Жанр романтической мистерии, восходящий ко второй части “Фауста”, вполне соответствовал утопически-натурфилософским интересам Заболоцкого. Именно в эти годы он зачитывается философскими брошюрами Циолковского и вступает в переписку с их престарелым автором. При этом собственно технические идеи калужского самородка ему были мало интересны – он и не мог бы их, видимо, понять. (Хармс, наверное, как раз смог бы. Но ему интересны были только конструкторы ненужных и абсурдных вещей, которых он так колоритно описал в рассказе для “Ежа”. “Прикладную направленность науки” он отвергал.)
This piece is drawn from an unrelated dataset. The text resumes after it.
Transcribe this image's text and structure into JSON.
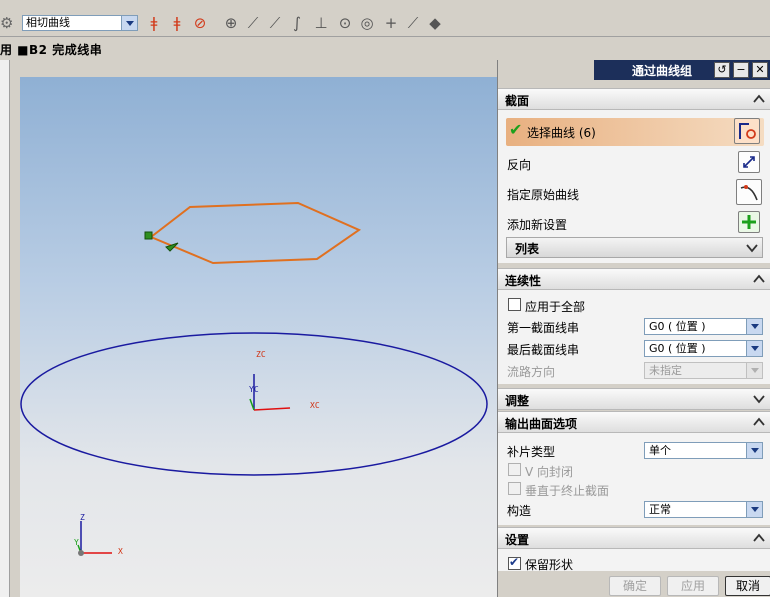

Мысли Заболоцкого об очеловечивании и просветлении природы вызывали у его друзей лишь ироническую реакцию. Несомненно, отец, который “учит грамоте коров”, из хармсовского стихотворения “Он и мельница”, – беззлобная шутка в адрес друга. Более углубленный характер носил диалог и спор Заболоцкого и Введенского. На рубеже тридцатых (по свидетельству Друскина, которого в данном случае трудно заподозрить в пристрастности) Введенский был особенно близок именно с Заболоцким. Но тесная дружба двух великих поэтов закончилась разрывом, связанным в том числе и с мировоззренческими различиями. Некоторые литературоведы видят прямую полемику с рационалистическим, прогрессистским мировосприятием Заболоцкого в поэме Введенского “Кругом возможно Бог”. Если герой Заболоцкого, Солдат, ведет спор с Предками, воплощающими дурное постоянство природного, физиологически-самодостаточного мира, то “сумасшедший царь Фомин”, герой мистерии Введенского, в своем посмертном путешествии насквозь проходящий через время, спорит с Народами, которые знают, что “человек есть начальник Бога”, что
над землею звезды есть
с химическим составом,
они покорны нашим уставам,
в кружении небес находят долг и честь.
Ответ Фомина полон сарказма:
Господа, господа,
все предметы, всякий камень,
птицы, рыбы, стул и пламень,
горы, яблоки, вода,
брат, жена, отец и лев,
руки, тысячи и лица,
войну, и хижину, и гнев,
дыхание горизонтальных рек
занес в свои таблицы
неумный человек.
Если создан стул, то зачем?
Затем, что я на нем сижу и мясо ем.
Если сделана мановением руки река,
мы полагаем, что сделана она для наполнения
нашего мочевого пузырька…
…Господа, господа,
а вот перед вами течет вода,
она рисует сама по себе[251].
Мир вещей, которые существуют “сами по себе”, “как линии в бездне”, вне всякой внешней цели, – вот единственный возможный источник спасения, но человечество, пойдя по рационалистическому, прагматическому пути, закрыло его для себя. Таков ответ Введенского – наследника Руссо и романтиков – Заболоцкому – наследнику Вольтера и Гёте. Спор был связан, конечно, и с политикой. “Торжество земледелия” не случайно посвящено коллективизации. Разумеется, Заболоцкий, выбирая тему, думал и о публикационных перспективах, но для него обращение к подобным сюжетам не было проявлением “конформизма” и не требовало какого бы то ни было насилия над собой. Он искренне сочувствовал революции, сочувствовал преобразованию мира на основе разума и коллективизма. Введенскому все это было по меньшей мере чуждо.